During my studies in Brittany, France, I painted forests that were quiet and imbued with a sense of mystery. After returning to Taiwan, my landscapes gradually shifted toward reflections on the past and projections of imagined futures, often carrying a more subjective and speculative quality.
In 2016, I settled in the Swiss countryside, where life became slower and more stable, allowing me to gradually merge with the surrounding environment. The forests from this period no longer refer to specific locations, but exist somewhere between memory and experience as a kind of generalized landscape. The imagery sheds explicit symbolism and narrative, moving instead toward a more neutral state of being.

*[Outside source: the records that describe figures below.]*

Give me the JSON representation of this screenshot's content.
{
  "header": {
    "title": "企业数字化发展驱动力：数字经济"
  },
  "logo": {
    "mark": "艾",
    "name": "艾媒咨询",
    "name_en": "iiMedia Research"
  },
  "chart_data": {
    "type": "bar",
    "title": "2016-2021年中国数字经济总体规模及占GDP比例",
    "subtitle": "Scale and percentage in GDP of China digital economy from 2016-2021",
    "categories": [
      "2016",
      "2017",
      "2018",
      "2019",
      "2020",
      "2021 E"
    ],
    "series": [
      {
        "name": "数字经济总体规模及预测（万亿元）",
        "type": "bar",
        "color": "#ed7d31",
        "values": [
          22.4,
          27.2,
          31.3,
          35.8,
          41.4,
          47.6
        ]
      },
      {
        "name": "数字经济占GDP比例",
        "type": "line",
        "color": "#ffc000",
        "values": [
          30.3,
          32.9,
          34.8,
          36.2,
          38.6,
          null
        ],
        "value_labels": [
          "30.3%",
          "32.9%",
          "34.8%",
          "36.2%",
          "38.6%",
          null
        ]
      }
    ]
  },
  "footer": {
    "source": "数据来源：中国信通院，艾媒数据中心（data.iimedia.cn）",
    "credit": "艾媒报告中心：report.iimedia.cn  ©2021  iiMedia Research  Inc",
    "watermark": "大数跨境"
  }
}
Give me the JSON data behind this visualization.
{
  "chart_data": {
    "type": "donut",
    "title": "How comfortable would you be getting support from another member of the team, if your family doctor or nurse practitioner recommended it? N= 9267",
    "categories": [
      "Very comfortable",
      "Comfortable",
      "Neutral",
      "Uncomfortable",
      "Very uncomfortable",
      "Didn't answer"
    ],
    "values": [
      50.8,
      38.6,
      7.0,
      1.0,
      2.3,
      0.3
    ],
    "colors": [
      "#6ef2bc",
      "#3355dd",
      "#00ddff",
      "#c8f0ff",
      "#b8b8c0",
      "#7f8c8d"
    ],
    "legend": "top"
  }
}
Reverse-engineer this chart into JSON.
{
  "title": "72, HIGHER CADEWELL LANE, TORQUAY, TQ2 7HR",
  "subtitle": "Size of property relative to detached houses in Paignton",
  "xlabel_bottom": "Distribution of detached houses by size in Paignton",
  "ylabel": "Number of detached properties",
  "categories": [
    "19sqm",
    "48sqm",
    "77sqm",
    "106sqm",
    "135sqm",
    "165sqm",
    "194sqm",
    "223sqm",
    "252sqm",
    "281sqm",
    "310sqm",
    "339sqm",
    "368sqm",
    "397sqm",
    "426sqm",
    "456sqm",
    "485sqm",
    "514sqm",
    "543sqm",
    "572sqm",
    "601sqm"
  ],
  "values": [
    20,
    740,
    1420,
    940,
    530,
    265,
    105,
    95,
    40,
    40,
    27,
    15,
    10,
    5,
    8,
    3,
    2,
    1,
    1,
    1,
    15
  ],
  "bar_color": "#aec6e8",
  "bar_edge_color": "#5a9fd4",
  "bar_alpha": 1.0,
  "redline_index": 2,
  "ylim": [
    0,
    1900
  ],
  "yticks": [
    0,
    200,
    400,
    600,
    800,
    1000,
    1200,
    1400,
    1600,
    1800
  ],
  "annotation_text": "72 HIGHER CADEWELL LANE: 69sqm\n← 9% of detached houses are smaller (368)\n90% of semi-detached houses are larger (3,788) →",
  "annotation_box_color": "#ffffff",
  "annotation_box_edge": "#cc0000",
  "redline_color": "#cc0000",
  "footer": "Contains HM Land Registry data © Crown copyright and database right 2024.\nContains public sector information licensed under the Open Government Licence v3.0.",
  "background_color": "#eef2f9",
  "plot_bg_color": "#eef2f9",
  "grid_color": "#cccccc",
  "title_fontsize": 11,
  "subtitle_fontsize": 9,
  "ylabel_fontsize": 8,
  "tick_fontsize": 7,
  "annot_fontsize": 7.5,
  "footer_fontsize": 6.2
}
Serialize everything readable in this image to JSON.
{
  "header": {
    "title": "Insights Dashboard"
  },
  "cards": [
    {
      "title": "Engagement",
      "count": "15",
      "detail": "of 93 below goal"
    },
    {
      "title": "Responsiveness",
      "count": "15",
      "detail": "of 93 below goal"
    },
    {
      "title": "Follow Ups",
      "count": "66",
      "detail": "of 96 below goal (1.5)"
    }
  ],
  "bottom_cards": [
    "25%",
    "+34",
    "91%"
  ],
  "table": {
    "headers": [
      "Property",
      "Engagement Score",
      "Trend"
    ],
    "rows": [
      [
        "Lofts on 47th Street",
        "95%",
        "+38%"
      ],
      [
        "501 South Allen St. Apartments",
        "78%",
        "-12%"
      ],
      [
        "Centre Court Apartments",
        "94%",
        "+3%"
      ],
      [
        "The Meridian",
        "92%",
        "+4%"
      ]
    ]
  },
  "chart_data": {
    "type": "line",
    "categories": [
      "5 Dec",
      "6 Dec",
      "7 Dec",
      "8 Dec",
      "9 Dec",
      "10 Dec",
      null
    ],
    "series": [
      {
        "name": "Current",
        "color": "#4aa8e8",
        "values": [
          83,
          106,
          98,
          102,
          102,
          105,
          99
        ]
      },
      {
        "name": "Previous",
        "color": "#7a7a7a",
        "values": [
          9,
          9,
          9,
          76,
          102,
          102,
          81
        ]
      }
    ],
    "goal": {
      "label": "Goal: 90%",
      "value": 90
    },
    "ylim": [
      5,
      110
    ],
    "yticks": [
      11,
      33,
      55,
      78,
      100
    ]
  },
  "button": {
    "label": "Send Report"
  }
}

Within this transition, my focus shifted from what is depicted to how seeing and construction take place. I began working simultaneously with figurative landscape and abstract language, using the contrast of materials to open up new spatial possibilities in painting. Oil paint establishes the structure and depth of the landscape, while the subsequent intervention of abstract lines alters the rhythm of perception and the movement of air within the image.
The introduction of spray paint emerged from an intuitive experiment. As a more direct and rapid medium, it creates a clear tension in relation to oil painting. These seemingly random lines, color fields, or marks resembling fragments of writing hover in front of the image, like transient elements within a forest—light, dust, insects, drifting leaves—suspended within a single moment of time.
I am particularly drawn to this moment of intervention, when I act upon a landscape that appears already complete. Spray paint preserves the trace of gesture and bodily movement, circular motions, broken lines, extended trajectories, all of which quickly and irreversibly transform the space originally constructed through slow, deliberate brushwork. These marks seem to originate from another presence, introducing a different rhythm, desire, and mode of seeing, allowing multiple temporalities and layers to coexist within the image.
For this reason, applying spray paint onto an oil-painted landscape is not, for me, an act of destruction, but an act of completion. The forest is not constructed through representation alone, but gradually comes into being through continuous intervention and rewriting.